On mettait à sac l’hôtel de Saint-Alais !… Et Denise ? Et sa mère ?…
Je ne songeai à elles que tardivement ; mais cette pensée une fois venue, rien ne put la déloger. Elle contracta mon cœur, qui semblait prêt à s’arrêter. N’avais-je donc sauvé Denise que pour cela ? L’avais-je, au risque de ma vie, sauvée des rustres en démence, uniquement pour qu’elle allât tomber entre les mains plus odieuses de ces misérables en folie, de ces rebuts de la cité ?
Pensée affreuse ! car j’aimais Denise, et tout en courant, je comprenais mieux que je l’aimais. Si je l’avais ignoré jusque-là, cet amour ne pouvait manquer de m’être révélé par l’intensité de souffrance que me causait l’abominable perspective. Deux cents toises au plus séparaient les Trois Rois de l’hôtel de Saint-Alais, mais la distance me sembla infinie. Un siècle me parut s’écouler jusqu’au moment où je m’arrêtai hors d’haleine et pantelant sur la lisière de la foule, et m’efforçai de voir, par-dessus les têtes moutonnantes, ce qui se passait devant moi.

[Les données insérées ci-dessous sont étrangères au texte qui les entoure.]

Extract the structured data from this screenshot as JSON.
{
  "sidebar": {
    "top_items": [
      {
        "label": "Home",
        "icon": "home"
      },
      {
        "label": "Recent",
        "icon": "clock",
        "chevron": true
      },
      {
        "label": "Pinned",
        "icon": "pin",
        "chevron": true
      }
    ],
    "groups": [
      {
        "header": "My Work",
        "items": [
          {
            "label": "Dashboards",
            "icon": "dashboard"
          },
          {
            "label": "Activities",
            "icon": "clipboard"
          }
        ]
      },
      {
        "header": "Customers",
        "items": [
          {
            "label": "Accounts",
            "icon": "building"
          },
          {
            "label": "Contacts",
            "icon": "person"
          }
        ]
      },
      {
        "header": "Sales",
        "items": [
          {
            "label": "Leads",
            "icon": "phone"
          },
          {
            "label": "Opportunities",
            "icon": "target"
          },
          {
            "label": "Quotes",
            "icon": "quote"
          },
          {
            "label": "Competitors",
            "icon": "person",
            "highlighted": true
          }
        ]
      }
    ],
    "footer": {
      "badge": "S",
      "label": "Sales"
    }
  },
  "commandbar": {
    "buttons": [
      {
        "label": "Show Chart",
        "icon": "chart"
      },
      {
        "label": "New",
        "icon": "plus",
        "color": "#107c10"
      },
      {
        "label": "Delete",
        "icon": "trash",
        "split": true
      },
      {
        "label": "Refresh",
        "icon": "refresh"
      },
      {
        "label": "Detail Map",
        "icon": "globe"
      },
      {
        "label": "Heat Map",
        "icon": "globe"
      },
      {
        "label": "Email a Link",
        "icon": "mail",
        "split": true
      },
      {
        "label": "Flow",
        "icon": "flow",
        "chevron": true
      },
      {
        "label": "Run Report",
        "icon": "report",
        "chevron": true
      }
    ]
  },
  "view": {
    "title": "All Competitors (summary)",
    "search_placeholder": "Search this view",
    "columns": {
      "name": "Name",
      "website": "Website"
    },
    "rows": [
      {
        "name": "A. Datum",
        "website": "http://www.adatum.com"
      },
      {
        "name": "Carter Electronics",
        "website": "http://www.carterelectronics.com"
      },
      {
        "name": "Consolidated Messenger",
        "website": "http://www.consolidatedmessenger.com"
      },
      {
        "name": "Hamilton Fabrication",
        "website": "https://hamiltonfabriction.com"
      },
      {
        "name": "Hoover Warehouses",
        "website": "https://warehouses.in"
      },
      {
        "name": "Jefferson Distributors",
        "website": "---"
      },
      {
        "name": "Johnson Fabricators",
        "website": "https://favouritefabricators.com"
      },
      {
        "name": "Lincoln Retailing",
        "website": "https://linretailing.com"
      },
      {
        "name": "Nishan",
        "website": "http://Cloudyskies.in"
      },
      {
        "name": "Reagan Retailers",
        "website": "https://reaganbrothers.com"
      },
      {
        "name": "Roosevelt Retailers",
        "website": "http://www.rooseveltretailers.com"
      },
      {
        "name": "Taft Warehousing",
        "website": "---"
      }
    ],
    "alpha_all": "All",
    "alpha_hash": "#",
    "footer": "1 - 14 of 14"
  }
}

Un coup d’œil suffit à me rassurer ; et je respirai plus librement. La foule n’avait pas encore gain de cause. De chaque côté de l’hôtel de Saint-Alais, elle emplissait la rue dans toute sa largeur ; mais devant l’hôtel même, il restait un espace, maintenu libre par le feu des assiégés. De temps à autre, un homme isolé ou une poignée d’hommes jaillissaient des rangs de la foule, et franchissant d’un trait cet espace libre, attaquaient la porte à coups de haches et de barres de fer, ou voire avec leurs poings nus ; mais à chaque fois un flocon de fumée jaillissait des fenêtres, par les meurtrières percées dans les volets, puis un second coup, un troisième, et les hommes se rejetaient en arrière, ou s’effondraient sur les dalles, et restaient en plein soleil, perdant leur sang.
C’était un affreux spectacle. Bien qu’elle n’osât donner l’assaut en masse qui aurait emporté la place, une rage de bêtes fauves secouait la foule, quand elle voyait tomber ses chefs, et cette rage, à elle seule, eût intimidé les plus braves. Mais quand à cette rage et à ces cris démoniaques s’adjoignaient d’autres sons non moins affreux — les plaintes des blessés et le crépitement de la fusillade (car plusieurs avaient des armes, dans la foule, et tiraient des maisons voisines sur les fenêtres de Saint-Alais) — l’effet devenait formidable. Je ne sais pourquoi, mais l’éclat du soleil, et les grandes façades blanches alignées dans la rue, et la distinction même du quartier, rendaient l’effusion du sang plus hideuse ; si bien que pour un temps la foule ondulante, l’espace découvert jonché de blessés, les hurlements, les blasphèmes ignobles et les coups de feu, tout ce spectacle me parut irréel. Moi-même, qui étais accouru à fond de train et en risque-tout, j’hésitais. J’hésitais à me croire dans Cahors, dans cette ville que j’avais toujours connue si paisible ; et je me demandais si je ne rêvais pas.
Mais cette hypothèse était trop extravagante pour me retenir plus de quelques secondes ; et avec un ahan je me jetai dans la presse, et m’attachai de toutes mes forces à la traverser pour gagner l’espace libre, sans savoir toutefois ce que je ferais une fois arrivé là, ni en quoi ma présence pouvait être utile. Mais à peine avais-je fait un mouvement, que je me sentis empoigner par le bras, et quelqu’un, s’accrochant à moi avec ténacité, me tira en arrière. Je me retournai, prêt à répondre à cette violence par des coups, car j’étais hors de moi ; mais à la vue de l’abbé Benoît je laissai retomber ma main, pour saisir la sienne avec une exclamation joyeuse, et il m’entraîna hors de la presse.
Son visage pâli était morne et consterné ; mais le hasard merveilleux qui me l’avait fait rencontrer me rendit de l’espoir.
— Vous pouvez faire quelque chose ! lui criai-je à l’oreille, tout en lui étreignant la main avec vigueur. Le Comité refuse d’agir, et ceci est un crime. Un crime, mon cher ! Le voyez-vous bien ?
— Qu’y puis-je ? gémit-il.
Et il leva l’autre bras au ciel dans un geste de désespoir.